A ‘just in case!’ visit of the brilliant Galleria degli Uffizi. A highlight was the Thebaid painting attributed (but not universally acknowledged) to Fra Angelico. Its 'god view' over a landscape of rivers and mountains is crowded with hermits. Each hermit on their own patch of solitude, battling through the rigours of religious enlightenment alone.

Oliver Bancroft, Study of a Boy, 2001, oil on board

Oliver Bancroft, Study of a Boy, 2001, oil on board

In Santa Maria Novella my joy returned. An afternoon stood before Uccello’s flood-damaged walls of faded frescoes; characters battling dramatic perspective angles in green and crumbling stucco. Science fiction in appearance – Star Trek characters locked in combat with an incomprehensible alien force.

A day lost among the vast treasures of Santa Croce, with its photographs of men carrying a crucified giant. Seeing a Cimabue was a small consolation for missing his frescos at Assisi. At Santa Croce all the greats are there together!

Soldiers rescue a Crucifixion by Cimabue during the November 1966 flood of the Arno River, Florence; they were nicknamed the 'mud angels' for their work carrying the cross and collecting specks of gold leaf and paint from the flooded streets.

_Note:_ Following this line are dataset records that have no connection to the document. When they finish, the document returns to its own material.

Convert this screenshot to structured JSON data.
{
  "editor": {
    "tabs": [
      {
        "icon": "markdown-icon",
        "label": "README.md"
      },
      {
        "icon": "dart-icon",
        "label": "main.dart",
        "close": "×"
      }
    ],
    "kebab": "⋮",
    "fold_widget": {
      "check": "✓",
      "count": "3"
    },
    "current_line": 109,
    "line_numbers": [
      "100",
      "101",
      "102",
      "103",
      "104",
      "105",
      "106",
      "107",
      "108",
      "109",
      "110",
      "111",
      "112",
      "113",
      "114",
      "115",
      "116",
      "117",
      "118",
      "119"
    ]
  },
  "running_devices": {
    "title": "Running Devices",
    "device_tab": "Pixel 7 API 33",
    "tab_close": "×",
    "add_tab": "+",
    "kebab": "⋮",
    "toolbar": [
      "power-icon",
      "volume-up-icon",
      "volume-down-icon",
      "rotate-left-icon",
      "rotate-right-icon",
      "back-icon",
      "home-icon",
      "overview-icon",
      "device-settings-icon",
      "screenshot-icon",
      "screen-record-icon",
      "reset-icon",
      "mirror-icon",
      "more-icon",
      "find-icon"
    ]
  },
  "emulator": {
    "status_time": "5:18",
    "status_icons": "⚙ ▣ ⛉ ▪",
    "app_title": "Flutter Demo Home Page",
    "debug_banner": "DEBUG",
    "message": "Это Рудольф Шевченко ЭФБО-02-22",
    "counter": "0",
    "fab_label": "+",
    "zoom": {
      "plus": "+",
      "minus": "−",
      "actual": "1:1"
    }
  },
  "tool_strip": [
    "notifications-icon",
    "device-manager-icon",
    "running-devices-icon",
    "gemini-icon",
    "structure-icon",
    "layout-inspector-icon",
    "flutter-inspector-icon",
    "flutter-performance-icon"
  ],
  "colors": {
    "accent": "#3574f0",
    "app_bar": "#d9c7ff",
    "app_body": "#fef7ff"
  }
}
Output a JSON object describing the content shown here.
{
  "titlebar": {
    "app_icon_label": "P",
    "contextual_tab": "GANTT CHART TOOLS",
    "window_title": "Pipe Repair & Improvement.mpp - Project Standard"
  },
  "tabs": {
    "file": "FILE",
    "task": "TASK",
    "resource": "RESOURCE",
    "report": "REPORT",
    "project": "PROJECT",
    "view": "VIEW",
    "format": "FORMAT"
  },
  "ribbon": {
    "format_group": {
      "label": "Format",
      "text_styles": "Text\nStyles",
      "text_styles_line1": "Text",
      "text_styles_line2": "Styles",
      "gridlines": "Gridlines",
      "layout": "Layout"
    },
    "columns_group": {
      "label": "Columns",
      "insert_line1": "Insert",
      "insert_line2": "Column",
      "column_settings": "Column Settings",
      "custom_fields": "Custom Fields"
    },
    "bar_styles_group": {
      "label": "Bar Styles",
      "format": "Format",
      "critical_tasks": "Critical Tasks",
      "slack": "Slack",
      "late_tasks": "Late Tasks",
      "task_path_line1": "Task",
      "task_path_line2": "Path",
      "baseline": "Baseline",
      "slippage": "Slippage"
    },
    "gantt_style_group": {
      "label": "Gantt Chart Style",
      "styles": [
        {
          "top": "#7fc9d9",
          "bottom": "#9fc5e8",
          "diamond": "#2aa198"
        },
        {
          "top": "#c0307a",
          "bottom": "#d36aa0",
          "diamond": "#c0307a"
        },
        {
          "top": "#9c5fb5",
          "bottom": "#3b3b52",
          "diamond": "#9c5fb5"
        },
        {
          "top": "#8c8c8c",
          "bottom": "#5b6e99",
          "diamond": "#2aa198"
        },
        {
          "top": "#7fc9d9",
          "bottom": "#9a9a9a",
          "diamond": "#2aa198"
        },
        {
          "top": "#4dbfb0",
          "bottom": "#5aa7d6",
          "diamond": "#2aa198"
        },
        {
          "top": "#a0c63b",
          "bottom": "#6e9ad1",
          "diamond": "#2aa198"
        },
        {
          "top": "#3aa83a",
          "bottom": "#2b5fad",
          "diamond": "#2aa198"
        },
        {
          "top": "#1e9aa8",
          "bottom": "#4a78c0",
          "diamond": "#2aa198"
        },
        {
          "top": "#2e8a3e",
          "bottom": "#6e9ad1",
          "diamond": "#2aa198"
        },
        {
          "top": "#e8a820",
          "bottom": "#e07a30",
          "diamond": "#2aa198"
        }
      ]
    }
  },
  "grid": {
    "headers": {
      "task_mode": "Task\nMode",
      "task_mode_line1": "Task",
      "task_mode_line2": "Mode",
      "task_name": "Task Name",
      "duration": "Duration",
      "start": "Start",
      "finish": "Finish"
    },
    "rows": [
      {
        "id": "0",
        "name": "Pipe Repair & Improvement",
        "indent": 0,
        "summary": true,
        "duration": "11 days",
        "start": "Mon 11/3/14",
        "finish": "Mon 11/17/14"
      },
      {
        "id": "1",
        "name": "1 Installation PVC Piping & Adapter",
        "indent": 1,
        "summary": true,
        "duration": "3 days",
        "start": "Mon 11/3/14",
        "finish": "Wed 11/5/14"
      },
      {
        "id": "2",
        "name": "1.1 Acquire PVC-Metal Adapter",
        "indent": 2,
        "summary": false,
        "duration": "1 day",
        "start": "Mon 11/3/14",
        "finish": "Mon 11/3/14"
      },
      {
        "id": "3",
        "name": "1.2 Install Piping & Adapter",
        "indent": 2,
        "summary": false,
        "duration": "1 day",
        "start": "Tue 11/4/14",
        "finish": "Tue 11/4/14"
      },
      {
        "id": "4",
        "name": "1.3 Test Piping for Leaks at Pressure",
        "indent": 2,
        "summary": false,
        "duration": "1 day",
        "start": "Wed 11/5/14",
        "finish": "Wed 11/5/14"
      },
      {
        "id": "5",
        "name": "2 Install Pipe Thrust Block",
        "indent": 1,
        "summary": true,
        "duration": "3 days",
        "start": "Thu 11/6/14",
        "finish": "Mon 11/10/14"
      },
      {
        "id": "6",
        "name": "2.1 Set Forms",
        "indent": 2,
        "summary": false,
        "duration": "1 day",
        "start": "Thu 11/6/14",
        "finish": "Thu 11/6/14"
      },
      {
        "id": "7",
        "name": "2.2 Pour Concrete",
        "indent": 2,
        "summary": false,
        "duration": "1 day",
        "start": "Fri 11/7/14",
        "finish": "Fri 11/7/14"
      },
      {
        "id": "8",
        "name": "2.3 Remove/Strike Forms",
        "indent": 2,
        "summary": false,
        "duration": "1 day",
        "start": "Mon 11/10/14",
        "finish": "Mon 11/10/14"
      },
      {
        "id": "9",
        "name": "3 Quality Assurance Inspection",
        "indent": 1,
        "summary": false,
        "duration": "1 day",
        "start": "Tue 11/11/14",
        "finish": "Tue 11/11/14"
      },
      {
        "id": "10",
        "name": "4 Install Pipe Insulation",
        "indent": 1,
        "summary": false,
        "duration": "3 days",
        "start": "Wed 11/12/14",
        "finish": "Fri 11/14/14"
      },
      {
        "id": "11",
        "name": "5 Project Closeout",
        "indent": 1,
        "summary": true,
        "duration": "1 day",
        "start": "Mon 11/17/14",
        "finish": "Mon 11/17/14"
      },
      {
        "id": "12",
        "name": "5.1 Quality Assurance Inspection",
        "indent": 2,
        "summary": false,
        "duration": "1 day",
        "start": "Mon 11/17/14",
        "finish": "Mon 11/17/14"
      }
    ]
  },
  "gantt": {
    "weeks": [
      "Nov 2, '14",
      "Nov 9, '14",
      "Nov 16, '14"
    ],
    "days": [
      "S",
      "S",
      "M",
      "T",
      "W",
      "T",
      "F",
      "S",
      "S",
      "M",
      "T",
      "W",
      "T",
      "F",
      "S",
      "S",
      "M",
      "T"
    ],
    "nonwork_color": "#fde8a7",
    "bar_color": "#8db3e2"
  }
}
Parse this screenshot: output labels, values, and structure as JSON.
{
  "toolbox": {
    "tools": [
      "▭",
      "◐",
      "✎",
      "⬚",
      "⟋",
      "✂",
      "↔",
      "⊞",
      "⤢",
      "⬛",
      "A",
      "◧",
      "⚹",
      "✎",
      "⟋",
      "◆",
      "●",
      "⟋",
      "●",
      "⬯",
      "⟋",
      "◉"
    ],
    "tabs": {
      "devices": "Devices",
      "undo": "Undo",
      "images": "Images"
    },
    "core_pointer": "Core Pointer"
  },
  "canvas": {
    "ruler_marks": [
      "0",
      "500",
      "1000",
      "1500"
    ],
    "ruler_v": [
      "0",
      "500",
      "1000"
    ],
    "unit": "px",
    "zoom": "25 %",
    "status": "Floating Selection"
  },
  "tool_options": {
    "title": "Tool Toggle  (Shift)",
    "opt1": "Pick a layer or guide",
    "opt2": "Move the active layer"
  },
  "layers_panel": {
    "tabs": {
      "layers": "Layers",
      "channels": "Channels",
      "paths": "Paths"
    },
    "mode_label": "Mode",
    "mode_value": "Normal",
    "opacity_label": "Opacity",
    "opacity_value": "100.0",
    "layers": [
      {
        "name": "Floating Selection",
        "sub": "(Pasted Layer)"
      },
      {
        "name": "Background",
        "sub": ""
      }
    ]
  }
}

Soldiers rescue a Crucifixion by Cimabue during the November 1966 flood of the Arno River, Florence; they were nicknamed the 'mud angels' for their work carrying the cross and collecting specks of gold leaf and paint from the flooded streets.

The art of the early renaissance. It still holds my fascination today. In my art practice I regularly search the Sainsbury wing of the National Gallery for answers. On subsequent trips to Europe and North America, I have always sought out the collections of early renaissance painters, hungry for more.